What the present American administration can accomplish in the Middle East in its remaining months turns in part on the actions of others. The president’s
supporters—whether in the media or Main Street U.S.A.—seem to have few doubts about what his diplomatic efforts can yield. Though her book was written
before President Obama won his election, one cannot help wondering whether any American administration can achieve what no past American administration has
been able heretofore to achieve.
Democracy doesn’t necessarily follow a straight path to the rule of law and civil order as a nation state. The rise through democratic processes of Hamas
in Palestine and of Fatah in Gaza illustrates the “conundrum in the Middle East . . . that free and fair elections may not initially produce a respectable
democracy. After decades of autocratic rule, the political spectrum has become so skewed that the choices, and winners, may not all be peace-loving or
tolerant moderates.”
Elections not once but twice made Mahmoud Ahmadinejad the leader of the Islamic Republic of Iran. His vocal disdain for the West, his saber rattling, and
nuclear power dabbling have likely made more complicated an already-problematic geopolitical situation. His successor is more pragmatic and Iran and the
U.S. now have more reason to cooperate against the rise of ISIS, but suspicions remain.

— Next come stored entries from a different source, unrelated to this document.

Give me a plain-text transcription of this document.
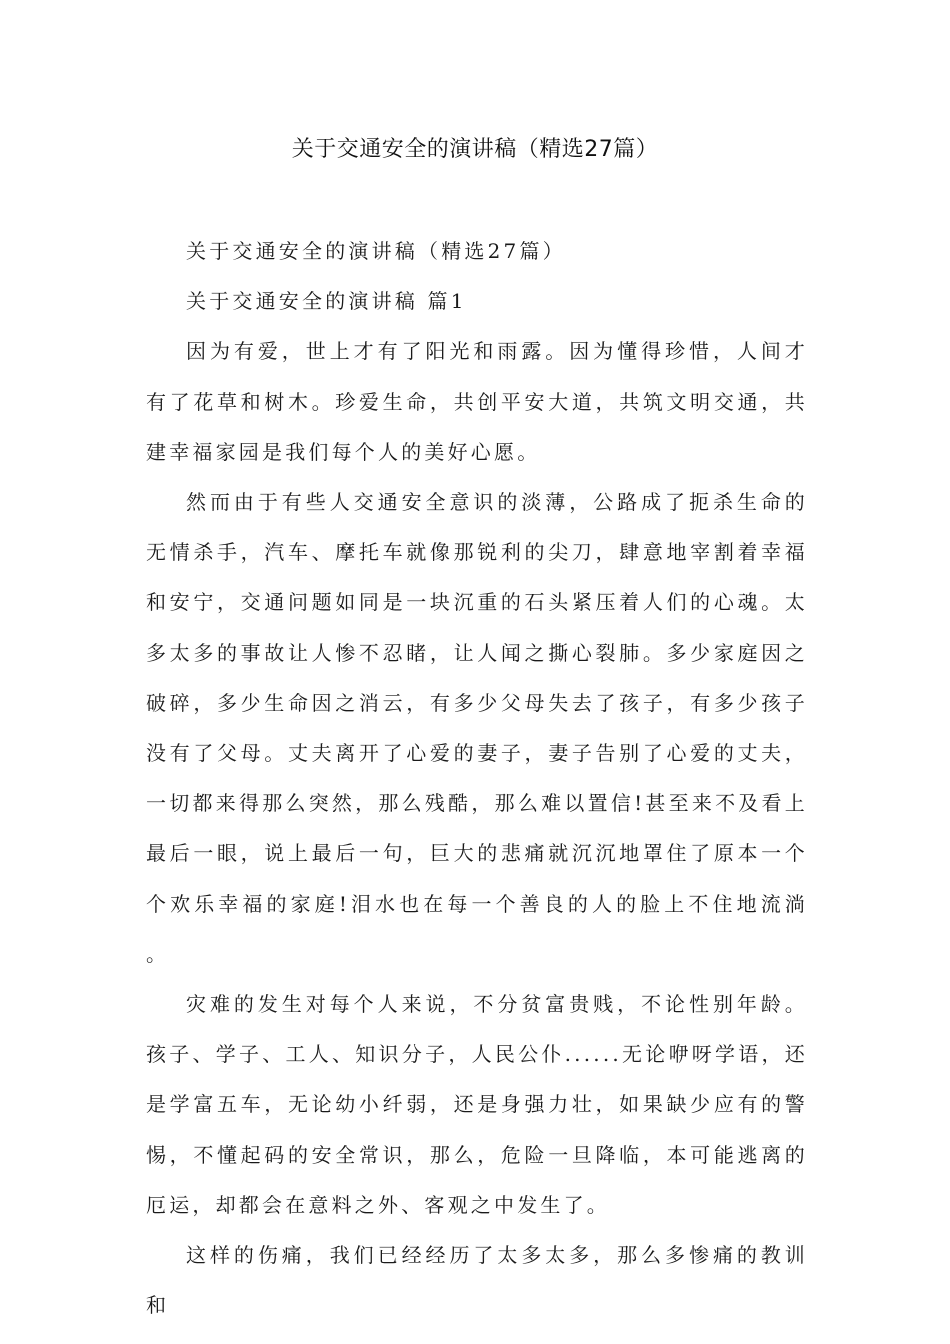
关于交通安全的演讲稿（精选27篇）

关于交通安全的演讲稿（精选27篇）

关于交通安全的演讲稿 篇1

因为有爱，世上才有了阳光和雨露。因为懂得珍惜，人间才有了花草和树木。珍爱生命，共创平安大道，共筑文明交通，共建幸福家园是我们每个人的美好心愿。

然而由于有些人交通安全意识的淡薄，公路成了扼杀生命的无情杀手，汽车、摩托车就像那锐利的尖刀，肆意地宰割着幸福和安宁，交通问题如同是一块沉重的石头紧压着人们的心魂。太多太多的事故让人惨不忍睹，让人闻之撕心裂肺。多少家庭因之破碎，多少生命因之消云，有多少父母失去了孩子，有多少孩子没有了父母。丈夫离开了心爱的妻子，妻子告别了心爱的丈夫，一切都来得那么突然，那么残酷，那么难以置信!甚至来不及看上最后一眼，说上最后一句，巨大的悲痛就沉沉地罩住了原本一个个欢乐幸福的家庭!泪水也在每一个善良的人的脸上不住地流淌 。

灾难的发生对每个人来说，不分贫富贵贱，不论性别年龄。孩子、学子、工人、知识分子，人民公仆......无论咿呀学语，还是学富五车，无论幼小纤弱，还是身强力壮，如果缺少应有的警惕，不懂起码的安全常识，那么，危险一旦降临，本可能逃离的厄运，却都会在意料之外、客观之中发生了。

这样的伤痛，我们已经经历了太多太多，那么多惨痛的教训和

While “the United States had originally calculated that ousting the Middle East’s most notorious dictator [Saddam Hussein] would shake arrogant regimes and
passive populations out of their political lethargy,” that has not come to pass. Wright posits that U.S. government officials assumed increased civil
liberties, and free elections after Saddam’s demise, would empower reformers in their debate with theocrats. Many have argued that the “military
adventurism” of the United States has only emboldened religious fanatics.
Surely an American-style democracy will never do in the Middle East. Wright is neither naive nor jaded. She harbors no Leibnizian “best of all possible
worlds” delusion about the inevitability of peace and freedom—but neither are peace and freedom in the Middle East mere pipe dreams for her. Democracy is
not only for the West. It is not a divine donation to the countries of Western Europe or North America.

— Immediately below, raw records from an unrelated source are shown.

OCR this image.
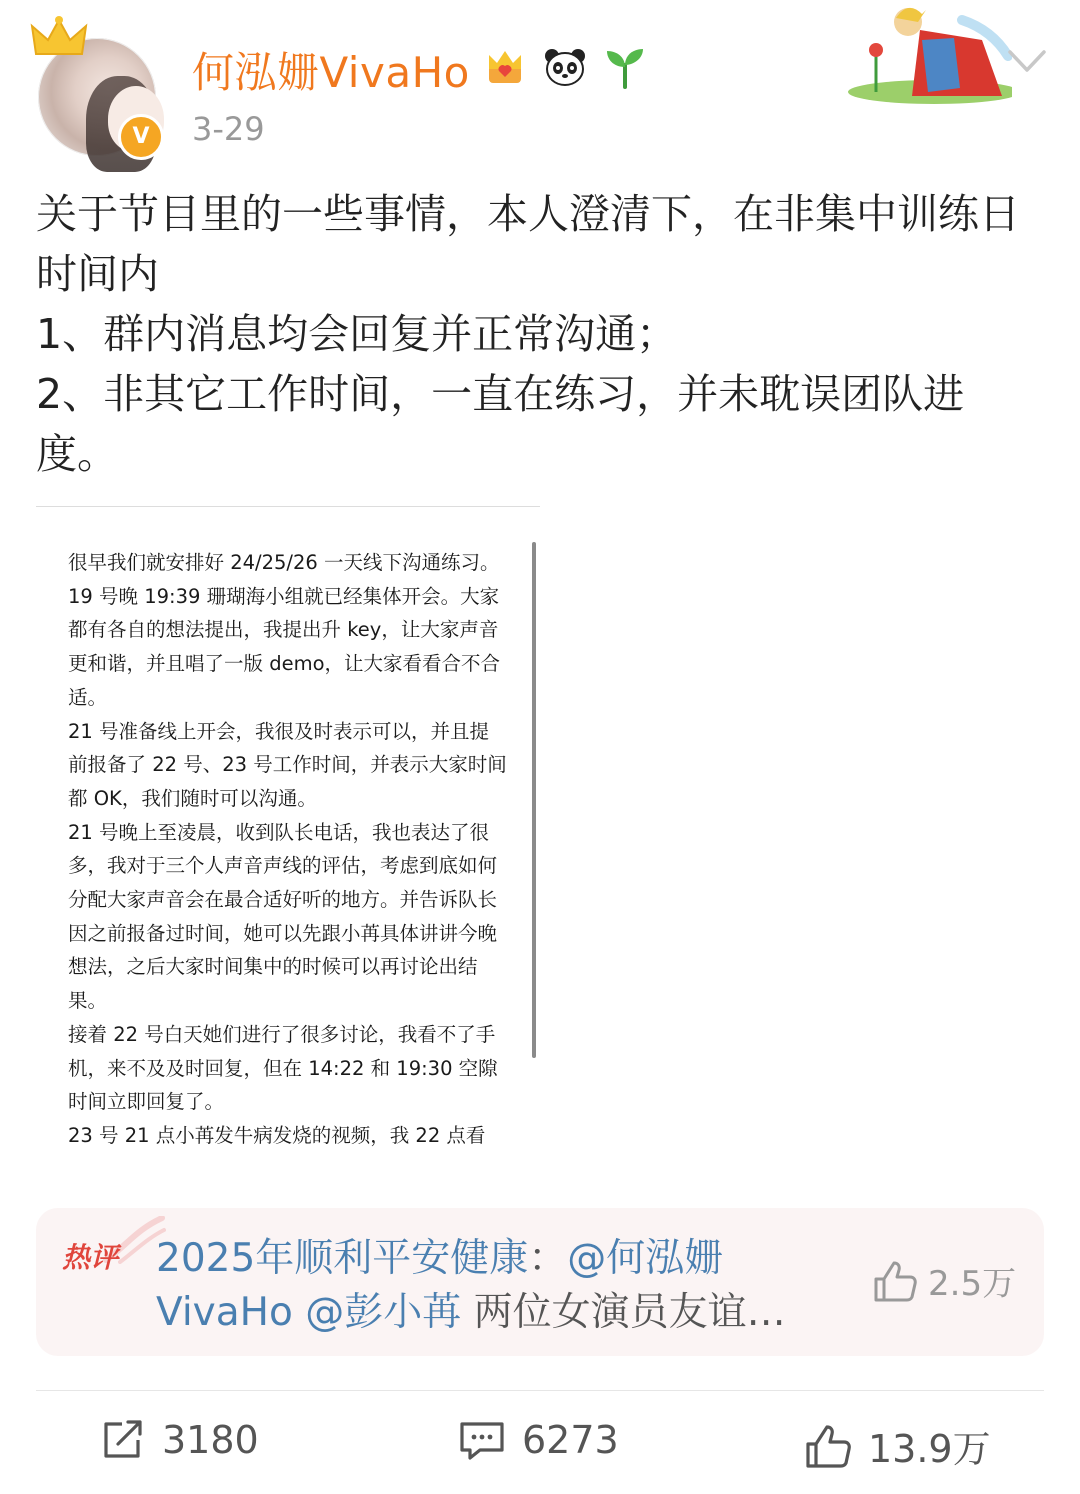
V
何泓姗VivaHo
3-29

关于节目里的一些事情，本人澄清下，在非集中训练日时间内

1、群内消息均会回复并正常沟通；

2、非其它工作时间，一直在练习，并未耽误团队进度。

很早我们就安排好 24/25/26 一天线下沟通练习。

19 号晚 19:39 珊瑚海小组就已经集体开会。大家都有各自的想法提出，我提出升 key，让大家声音更和谐，并且唱了一版 demo，让大家看看合不合适。

21 号准备线上开会，我很及时表示可以，并且提前报备了 22 号、23 号工作时间，并表示大家时间都 OK，我们随时可以沟通。

21 号晚上至凌晨，收到队长电话，我也表达了很多，我对于三个人声音声线的评估，考虑到底如何分配大家声音会在最合适好听的地方。并告诉队长因之前报备过时间，她可以先跟小苒具体讲讲今晚想法，之后大家时间集中的时候可以再讨论出结果。

接着 22 号白天她们进行了很多讨论，我看不了手机，来不及及时回复，但在 14:22 和 19:30 空隙时间立即回复了。

23 号 21 点小苒发牛病发烧的视频，我 22 点看

热评 2025年顺利平安健康：@何泓姗VivaHo @彭小苒 两位女演员友谊…
2.5万
3180	6273	13.9万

Turkey, despite daunting odds, has navigated its way toward a culturally appropriate and relatively stable governing democratic state. It was not built
overnight—but it was built. It required a long time and a lot of effort. And while one example does not establish a trend among Muslim nations, it is a
beginning. There is good reason to suppose that the Muslims of neighboring countries can achieve the same.
Democracy is on the march in the Muslim Middle East, however sluggish and attended by bumps, detours, and occasional culs-de-sac. But impasses need not be
permanent. People throughout history have opted for freedom rather than settle for tyranny.
No doubt the challenges are daunting, the probabilities tilt against success, and the situation with ISIS shows extra danger. It is also questionable
whether the present American administration can live up to the stratospheric expectations set by the 2008 campaign.
Nevertheless it is with measured optimism that Wright weaves her narrative. Hope springs eternal, and even a desert has its springs and oases. Despite
being a journalist who writes to titillate and meet deadlines, she has demonstrated the capacity to take the long view—to look further than the immediate
mise-en-scène of armed gunmen, IEDs, ISIL, and Al Jazeera news reports—to the distant horizon. She scouts beyond the pressing news cycle and the next
political election. Surveying the past, she recalls that in the long history of Islam in the Middle East, there were times during which peoples of
differing faiths lived in a harmony of their own making. Turning to the future, she sees a people who have conquered their deserts, can conquer their worst
fears, and can realize their dreams for liberty and peace—the operative term being “their.”
For, as Wright puts it, “most inspiring is not the dreams the outside world has for the people of the Middle East. It is instead the aspirations and goals
they have genuinely set for themselves.”